One other observation - around here its actually common to train local security and police in AED operation, and to stock their cars or patrol vehicles with AEDs. The City of Bellevue (Washington) police vehicles have started getting them, despite having a really good response time from the city fire department EMTs and Medic One service. And I heard that they already had their first successful AED call about a week after the program started.

The concept is simple: if they get a 911 call, or even a 911 hang up, they may arrive first on scene, and they take the AED with them to provide immediate treatment. This can be important especially in closed or secure environments where it may take an escort to get to a patient, or in a mall where distance = time not treating someone.

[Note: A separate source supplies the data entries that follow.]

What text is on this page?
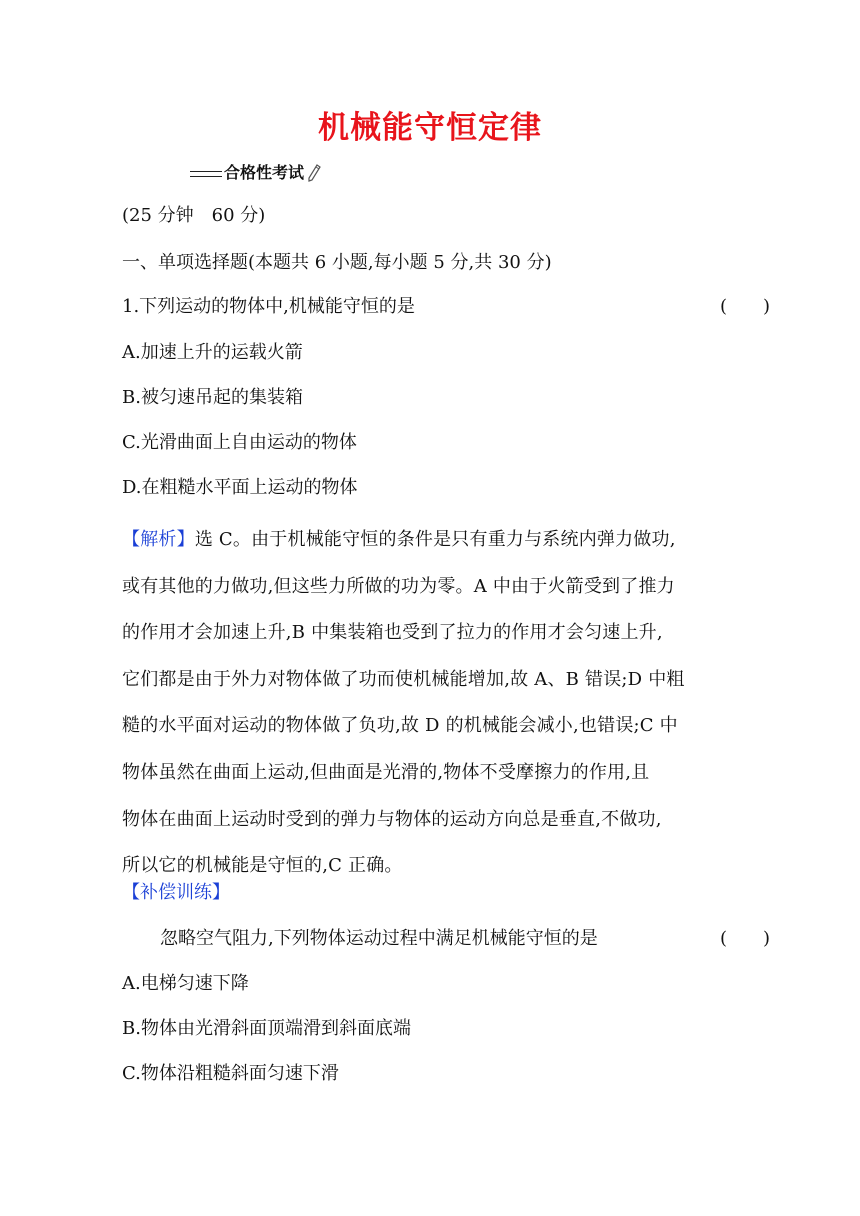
机械能守恒定律
合格性考试
(25 分钟　60 分)
一、单项选择题(本题共 6 小题,每小题 5 分,共 30 分)
1.下列运动的物体中,机械能守恒的是	(　　)
A.加速上升的运载火箭
B.被匀速吊起的集装箱
C.光滑曲面上自由运动的物体
D.在粗糙水平面上运动的物体
【解析】选 C。由于机械能守恒的条件是只有重力与系统内弹力做功,
或有其他的力做功,但这些力所做的功为零。A 中由于火箭受到了推力
的作用才会加速上升,B 中集装箱也受到了拉力的作用才会匀速上升,
它们都是由于外力对物体做了功而使机械能增加,故 A、B 错误;D 中粗
糙的水平面对运动的物体做了负功,故 D 的机械能会减小,也错误;C 中
物体虽然在曲面上运动,但曲面是光滑的,物体不受摩擦力的作用,且
物体在曲面上运动时受到的弹力与物体的运动方向总是垂直,不做功,
所以它的机械能是守恒的,C 正确。
【补偿训练】
忽略空气阻力,下列物体运动过程中满足机械能守恒的是	(　　)
A.电梯匀速下降
B.物体由光滑斜面顶端滑到斜面底端
C.物体沿粗糙斜面匀速下滑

My employer does this too with their security guys, and they strive for 3-4 minutes from a 911 call to the local security center. And they do it for 911 hang ups, which I experienced myself early one morning, as I was trying to dial an outside line (dial 9) and then call Bangalore (911 or 991 area/country code), but fumbled the digits, hung up and tried again. Security got the fumbled call, read it as a possible 911, and as far as they knew I might have been a nearly morning cardiac arrest victim who dropped the phone. Two very sharp security folks showed up at my office door a couple minutes later, relieved, and so was I, and very sheepish that I had set them off on the run like that. It gives another dimension to respect these guys who do this mostly mundane work, interrupted by moments of excitement.